Cody Jackson, alors en service en Irak, rédige un livre sur le langage de programmation Python. Et pour remercier la communauté de tout ce qu’elle lui a apporté, il décide de le placer sous licence libre Creative Comons By-Sa (exactement comme notre projet Framabook en somme). Il vend la version papier, invite au don, met un peu de pub Google sur le site du projet et propose en libre téléchargement les versions numériques du livre.

Sauf que parmi les liens donnés de ses versions numériques, il a le malheur de proposer du P2P, en l’occurrence du torrent qui pointe directement vers The Pirate Bay ou encore Demonoid.

Quoi  ? «  Torrent  »  ! «  Pirate Bay  »  ! C’en est trop pour le robot Mediabot, véritable police automatique du copyright Google. Nous sommes évidemment en présence manifeste de ressources illégales  ! Et Google de désactiver illico sans autre forme de procès la pub sur le site de notre auteur. Et ne croyez surtout pas qu’il suffit de retirer les liens incriminés pour que Google remette tout en place. Non, non, le mal est fait.

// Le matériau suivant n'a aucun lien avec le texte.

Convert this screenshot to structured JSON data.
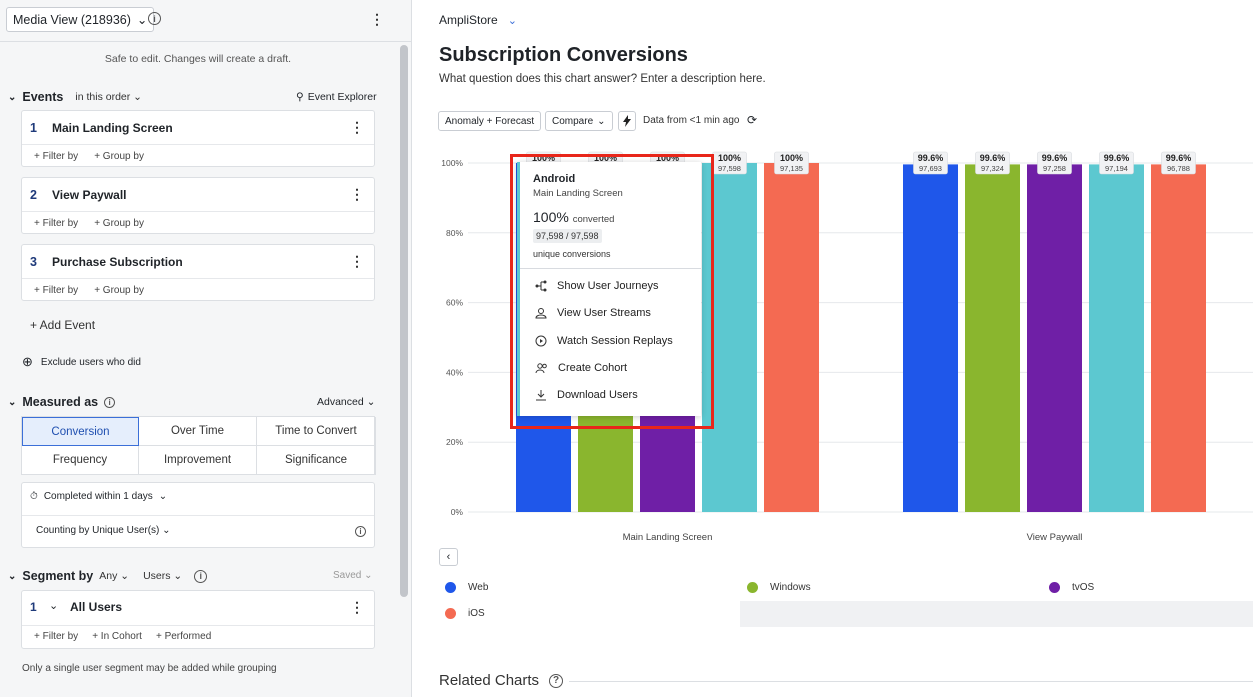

Et pourtant de mal fait il n’y en eut jamais. Bien au contraire, on voulait juste partager et enrichir le bien commun…

Bien sûr, Google est sous la pression constante des ayants droit de l’industrie culturelle et du Grand Hollywood (qui scrute au quotidien ce qui se passe sur YouTube notamment). Mais avec cet absurde faux positif, Google, son service clientèle déshumanisée et son copyright de fer nous affirment avant tout ceci  : puisqu’on ne les envisage même pas, puisqu’on condamne le contenant quel que soit son contenu, il n’y a pas de place actuellement pour les ressources libres sur Internet. Ou, plus généralement, et pour reprendre une expression à la mode, il n’y a pas de véritable place aujourd’hui pour les échanges non marchands.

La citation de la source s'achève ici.